A essa característica imanente, soma-se outra: a impressão de realidade – imagens bidimensionais, incluindo as que simulam três dimensões, articuladas segundo convenções de linguagem dominantes, são vistas como se fossem a reprodução da realidade.
E há ainda a quimera de propiciar ao espectador viver experiências alheias, com a certeza de que, terminado o filme e acesas as luzes, estará de novo em terreno seguro e conhecido.
Essas formas interligadas de ludibriar os sentidos estão na origem do lugar conquistado pelo cinema ao longo do século passado, reconhecido como expressão artística e forma de entretenimento, além de produto industrial de vasto consumo capaz de movimentar milhões em escala mundial.
Sendo constitutiva do cinema, a ilusão tem também o efeito de tornar os profissionais do setor particularmente propensos às armadilhas do auto-engano. Dificilmente um produtor ou realizador deixa de acreditar que seu filme atrairá multidões. E em certos países, como o Brasil, nos quais não é preciso comprovar a viabilidade financeira do que é produzido, o ilusionismo tende a ser epidêmico e devastador.
O auto-engano – título de um livro de Eduardo Giannetti (Companhia das Letras, 1997) – nasce do engano:
“O enganador embarca em suas próprias mentiras, deixa-se levar de modo gradual e crescente por elas e, enfim, passa a acreditar nelas com toda inocência e boa-fé deste mundo. Ele não desperta dúvidas por que não as tem; duvidar agora, quem há de?”
Mas “a propensão natural do homem ao engano e ao auto-engano”, afirma Giannetti, causa dano e sofrimento:
“A miséria do auto-engano não se reduz ao dano que ele – isolado no indivíduo ou composto em sociedade – pode causar aos outros. Se o risco do enganador calculista é sua detecção, seguida de punição e opróbrio, no caso do auto-engano, a principal vítima é com frequência o próprio ator.”
Propenso a ser uma maldição, segundo Giannetti, o auto-engano não deixa por isso, de ter um lado positivo, sendo “aliado da vida e da criação […]. Quem poderia negar o benefício da capacidade de merguhar periodicamente nas ficções do sonho e da arte?”
Assim, talvez seja possível dizer, no caso dos impasses do cinema, área privilegiada da ilusão, que o desafio é conviver com o auto-engano sem ser vítima de sua maldição.
Estar atento aos perigos do auto-engano seria, então, condição necessária para evitar danos causados no passado, e que continuam sendo feitos, pondo em risco, no caso do Brasil, a própria sobrevivência da atividade cinematográfica.
Comentando a crise econômica na Europa, Paul Krugman escreveu há dias que a situação se tornou mais grave “do que necessário por causa da maneira como os líderes europeus, e de maneira geral a elite política, substituiram análise por moralização, e lições da história por fantasias.” (The New York Times, 19/2/2012).
O convívio com o auto-engano, por outro lado, impõe-se em defesa de valores intrínsecos de toda cinematografia que pretenda justificar sua existência.

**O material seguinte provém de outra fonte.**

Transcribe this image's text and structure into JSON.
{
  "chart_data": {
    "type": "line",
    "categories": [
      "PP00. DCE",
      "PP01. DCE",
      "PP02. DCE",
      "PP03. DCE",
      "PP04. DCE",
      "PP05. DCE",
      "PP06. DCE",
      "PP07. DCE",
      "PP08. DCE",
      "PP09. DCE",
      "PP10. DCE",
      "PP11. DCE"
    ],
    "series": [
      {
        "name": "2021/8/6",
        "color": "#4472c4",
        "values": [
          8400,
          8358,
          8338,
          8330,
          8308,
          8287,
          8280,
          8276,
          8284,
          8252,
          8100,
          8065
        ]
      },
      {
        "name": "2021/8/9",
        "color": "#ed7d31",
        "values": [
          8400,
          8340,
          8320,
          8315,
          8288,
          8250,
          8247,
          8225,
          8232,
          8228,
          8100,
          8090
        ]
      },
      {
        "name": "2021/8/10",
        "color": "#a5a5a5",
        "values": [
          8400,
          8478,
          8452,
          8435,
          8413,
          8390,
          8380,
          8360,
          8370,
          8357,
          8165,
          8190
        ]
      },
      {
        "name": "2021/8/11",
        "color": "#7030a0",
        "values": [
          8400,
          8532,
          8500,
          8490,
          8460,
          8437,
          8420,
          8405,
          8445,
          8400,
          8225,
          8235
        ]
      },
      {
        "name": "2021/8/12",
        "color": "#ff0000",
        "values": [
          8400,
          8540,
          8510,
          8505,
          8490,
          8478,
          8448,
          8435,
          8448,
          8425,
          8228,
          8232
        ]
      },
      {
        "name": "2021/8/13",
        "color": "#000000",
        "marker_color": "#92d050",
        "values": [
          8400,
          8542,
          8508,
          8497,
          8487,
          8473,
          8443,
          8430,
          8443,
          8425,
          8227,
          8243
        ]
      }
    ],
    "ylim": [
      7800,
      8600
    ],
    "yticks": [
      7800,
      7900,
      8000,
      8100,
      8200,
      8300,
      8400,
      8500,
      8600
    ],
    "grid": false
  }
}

Para isso é preciso que rejeite o mimetismo do já consagrado e a burocratização dos meios de produção, através de apostas “no imponderável das quais dependem não só as maiores realizações criativas da humanidade como a esperança selvagem e inexplicável que nos alimenta, impulsiona e sustenta em nossas vidas,” nas palavras de Eduardo Giannetti.
Surdos, cegos e mudos, não iremos longe. E o debate, para ser profícuo, depende da nossa capacidade de admitir que nem sempre temos razão, e de reconhecer o valor de ideias alheias.